Igor Kulman

A few reason why your MKMapView unexpectedly crashes and how to fix them

· Igor Kulman

In the last few months I have been working more intensively with MapKit, doing more advanced operations like clustering map annotations or animating annotation position changes.

I have encountered a few problem resulting in MKMapView quite unexpectedly crashing the whole application that I had to fix, or maybe better to say, work around.

MKMapView crashing the view controller on dismiss

During the application testing I noticed a very strange bug. Sometimes when I dismissed the view controller with MKMapView the application just crashed.

Debugging I noticed that it happened when the annotations on the map were updated just a short while before dismissing the view controller and the crash log pointed to mapView(_:viewFor:).

I guessed that MKMapView was processing annotation changes when the view controller was already deallocated. The MKMapView was still alive, tried to call its delegate, which was that deallocated view controller, and crashed.

The fix for this problem was setting the MKMapView’s delegate to nil in the view controller’s deinit method.

deinit {
    mapView.delegate = nil
}

Crashing when animating annotation position changes

The second crash I encountered was a bit more tricky. The application started crashing when I implemented animating the annotation position changes.

The way this works is you have a collection of your annotation objects, each has a coordinate property that needs to be @objc dynamic because MKMapView uses KVO to observe it. When you update this property the annotation changes its position on the map.

If you want to animate the position change on the map, you need to wrap the coordinate property assignment into UIView.animate. Doing this the application started crashing when the user moved the map, or zoomed it, or sometimes just after a while with the user not doing anything a all

The exception said

Collection was mutated while being enumerated.

but the annotation collection was not really mutated as a whole, some annotation in that collection was mutated by updating its coordinate property.

Theory about the crash

The circumstances of the crash led me to believe that there was some timing issue, my code updating the annotation at the same the MKMapView processes it in some way.

Which would make sense, when the user moves the map or zooms it there might be some processing needed to bring annotations into view or hide them.

The interesting thing was this only happened when using annotation clustering.
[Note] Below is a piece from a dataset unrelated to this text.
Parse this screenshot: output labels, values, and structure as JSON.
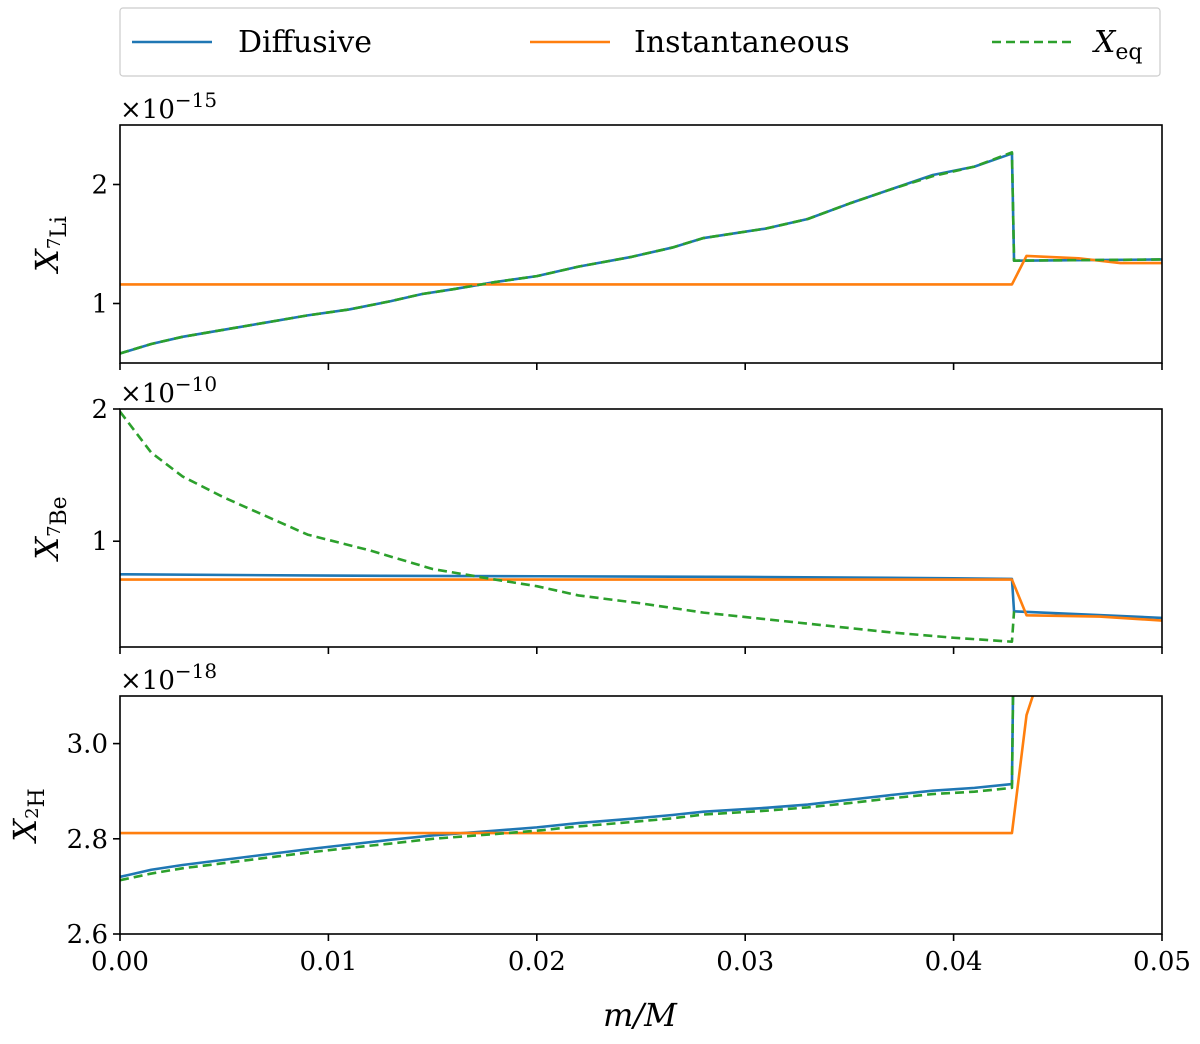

It never happened with “plain” annotations.

With this observation it looked like MKMapView trying to recompute the clusters causing the crash.

First idea: ignore the exception

The first idea was to just catch and ignore the exception, the annotation data gets updated quite frequently in the application so loosing a few data points that will later get updated anyway does not have to be a big deal.
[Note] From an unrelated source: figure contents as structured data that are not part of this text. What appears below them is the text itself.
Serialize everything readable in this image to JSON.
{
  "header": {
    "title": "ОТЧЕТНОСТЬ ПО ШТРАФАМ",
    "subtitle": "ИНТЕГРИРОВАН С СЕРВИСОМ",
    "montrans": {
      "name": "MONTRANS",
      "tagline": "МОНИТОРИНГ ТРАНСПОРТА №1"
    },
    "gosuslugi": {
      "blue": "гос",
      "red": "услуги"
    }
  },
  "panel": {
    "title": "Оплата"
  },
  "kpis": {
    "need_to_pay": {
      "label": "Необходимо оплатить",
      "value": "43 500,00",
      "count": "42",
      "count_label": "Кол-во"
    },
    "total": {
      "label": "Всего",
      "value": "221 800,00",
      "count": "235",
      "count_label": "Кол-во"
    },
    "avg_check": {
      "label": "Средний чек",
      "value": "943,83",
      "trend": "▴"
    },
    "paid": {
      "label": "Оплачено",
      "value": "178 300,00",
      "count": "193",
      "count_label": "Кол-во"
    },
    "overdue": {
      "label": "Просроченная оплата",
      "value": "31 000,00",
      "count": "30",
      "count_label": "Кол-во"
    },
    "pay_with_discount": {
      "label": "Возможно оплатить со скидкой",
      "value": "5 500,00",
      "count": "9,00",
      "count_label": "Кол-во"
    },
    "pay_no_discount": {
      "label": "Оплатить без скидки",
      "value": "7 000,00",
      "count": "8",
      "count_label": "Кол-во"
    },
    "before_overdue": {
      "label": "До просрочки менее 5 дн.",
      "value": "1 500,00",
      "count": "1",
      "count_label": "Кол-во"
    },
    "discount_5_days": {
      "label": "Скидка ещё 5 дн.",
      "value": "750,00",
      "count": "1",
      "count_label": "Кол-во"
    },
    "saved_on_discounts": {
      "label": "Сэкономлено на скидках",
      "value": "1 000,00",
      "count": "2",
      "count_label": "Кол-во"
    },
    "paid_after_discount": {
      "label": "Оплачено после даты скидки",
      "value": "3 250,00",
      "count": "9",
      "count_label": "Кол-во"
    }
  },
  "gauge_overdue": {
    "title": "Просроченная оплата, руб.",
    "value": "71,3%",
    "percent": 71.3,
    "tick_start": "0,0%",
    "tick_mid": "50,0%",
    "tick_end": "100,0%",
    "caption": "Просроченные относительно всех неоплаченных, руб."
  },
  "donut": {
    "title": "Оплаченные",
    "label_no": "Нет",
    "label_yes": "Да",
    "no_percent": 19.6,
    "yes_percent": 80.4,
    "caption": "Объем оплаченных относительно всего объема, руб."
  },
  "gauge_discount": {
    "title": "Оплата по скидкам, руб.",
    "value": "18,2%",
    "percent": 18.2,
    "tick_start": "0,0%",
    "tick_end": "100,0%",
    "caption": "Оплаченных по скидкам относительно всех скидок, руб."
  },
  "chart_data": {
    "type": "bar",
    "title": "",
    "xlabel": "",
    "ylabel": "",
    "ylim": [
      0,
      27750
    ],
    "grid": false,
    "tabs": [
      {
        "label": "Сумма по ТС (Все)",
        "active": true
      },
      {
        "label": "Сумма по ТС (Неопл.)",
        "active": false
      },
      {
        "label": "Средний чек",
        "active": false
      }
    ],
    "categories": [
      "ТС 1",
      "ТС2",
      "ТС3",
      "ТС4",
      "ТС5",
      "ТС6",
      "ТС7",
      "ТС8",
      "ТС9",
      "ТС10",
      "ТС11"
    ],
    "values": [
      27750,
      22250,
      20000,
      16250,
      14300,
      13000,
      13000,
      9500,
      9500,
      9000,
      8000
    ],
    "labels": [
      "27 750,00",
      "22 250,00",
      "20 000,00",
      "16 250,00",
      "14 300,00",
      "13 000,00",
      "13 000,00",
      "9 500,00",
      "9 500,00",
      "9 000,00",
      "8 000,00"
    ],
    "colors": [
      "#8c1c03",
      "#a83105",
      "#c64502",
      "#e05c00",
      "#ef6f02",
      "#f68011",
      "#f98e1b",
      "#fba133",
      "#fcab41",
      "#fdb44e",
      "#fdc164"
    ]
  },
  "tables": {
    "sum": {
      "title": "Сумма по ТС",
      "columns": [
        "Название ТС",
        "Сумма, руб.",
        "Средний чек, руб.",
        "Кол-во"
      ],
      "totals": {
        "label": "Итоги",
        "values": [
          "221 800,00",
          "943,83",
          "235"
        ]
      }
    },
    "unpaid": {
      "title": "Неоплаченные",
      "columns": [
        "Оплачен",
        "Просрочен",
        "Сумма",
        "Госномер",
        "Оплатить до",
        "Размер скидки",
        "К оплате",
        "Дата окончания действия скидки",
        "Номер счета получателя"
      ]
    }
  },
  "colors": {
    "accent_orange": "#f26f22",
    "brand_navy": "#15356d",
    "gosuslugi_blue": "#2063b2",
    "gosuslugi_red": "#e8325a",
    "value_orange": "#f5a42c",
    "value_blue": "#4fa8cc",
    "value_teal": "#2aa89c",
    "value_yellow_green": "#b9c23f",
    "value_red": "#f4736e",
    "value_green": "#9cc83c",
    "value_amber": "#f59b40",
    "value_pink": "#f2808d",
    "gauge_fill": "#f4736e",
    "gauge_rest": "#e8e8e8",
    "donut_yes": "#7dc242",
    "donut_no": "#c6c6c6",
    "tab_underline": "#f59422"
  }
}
But how do you catch an Objective-C runtime exception in Swift so you can ignore it? Turns out there is a way.

You can write a simple Objective-C method that catches and ignores NSExceptions

NS_INLINE NSException * _Nullable tryBlock(void(^_Nonnull tryBlock)(void)) {
    @try {
        tryBlock();
    }
    @catch (NSException *exception) {
        return exception;
    }
    return nil;
}

and call it from Swift

UIView.animate(withDuration: 0.3) { [weak self] in
    let exception = tryBlock { [weak self] in
        self?.coordinate = data.coordinate
    }

    if let exception = exception {
        Log.error?.message("Updating live location coordinate failed with \(exception)")
    }
}

Not exactly a great solution but it was a start.

Second idea: not processing the data when user interaction is in progress

A much better solution would be to detect when the user actually interacts with the map and not do any data updates while that happens.
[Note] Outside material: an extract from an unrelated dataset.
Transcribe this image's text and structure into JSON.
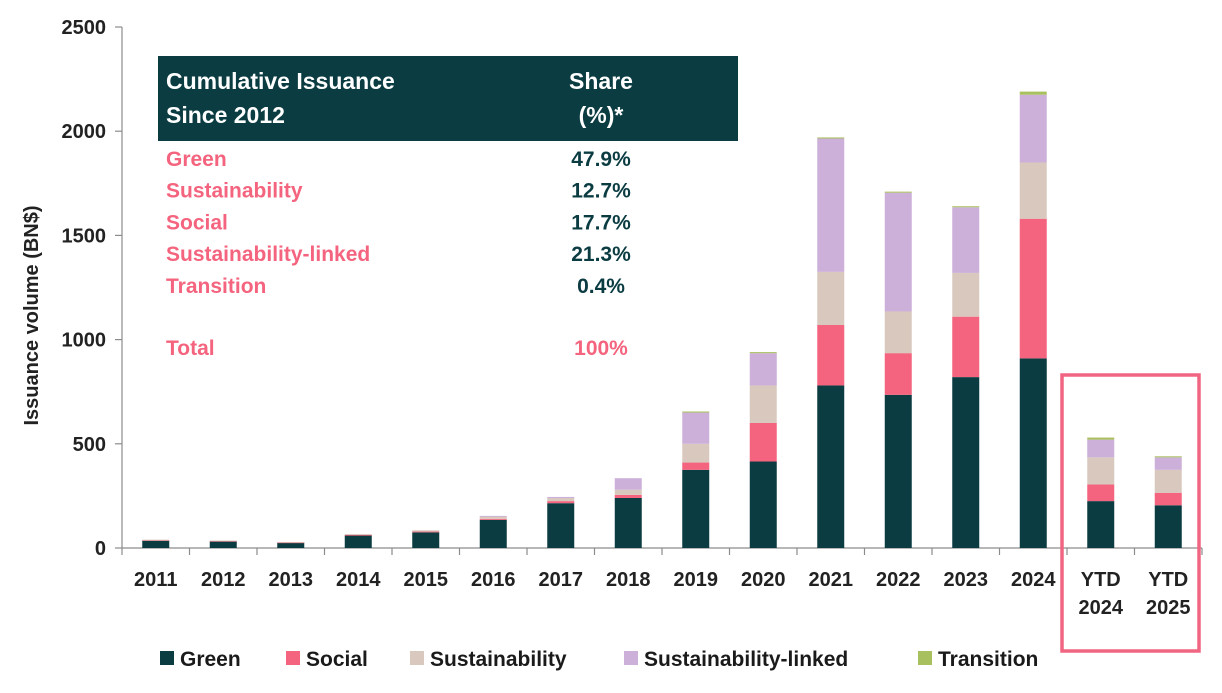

I needed some kind of flag telling me if it was safe to perform data updates. I could set it to false in mapView(_:regionWillChangeAnimated:) and back to true in mapView(_:regionDidChangeAnimated:).

The simple data update code now had to become more complicated

  • when updated data for an annotations arrives, check if it is safe to update the annotation data
  • if yes, update the annotation data
  • if no, add the updated data to a queue to be process when it becomes safe

Then when it becomes safe to update the annotation data again

  • start processing updated data in the queue one by one
  • before processing each data check again if it is still safe
  • if it is still safe, update the annotation data and move to next data in the queue
  • if it is no longer safe, return, not processing the rest of the queue

This worked quite well but I was still not able to completely remove the previous code as the user might have started moving the map when processing a single data item was in progress. It was not common, but not impossible.

Improving the queue performance

The main problem with this solution was that with the user interacting a lot with the map and with lots of data updates coming to the application the queue became long and slow to fully process.

In my specific case there was an easy optimization I could make. When the application receives a data update for a specific annotation it can first remove a data update for the same annotation from the queue.

The reason is that the user only cares about the final position of the annotations. There is no point moving an annotation to some intermediate position just to move it again to the final position a while later on the next queue pass.

With this optimization the queue can never be bigger that the total number of annotations.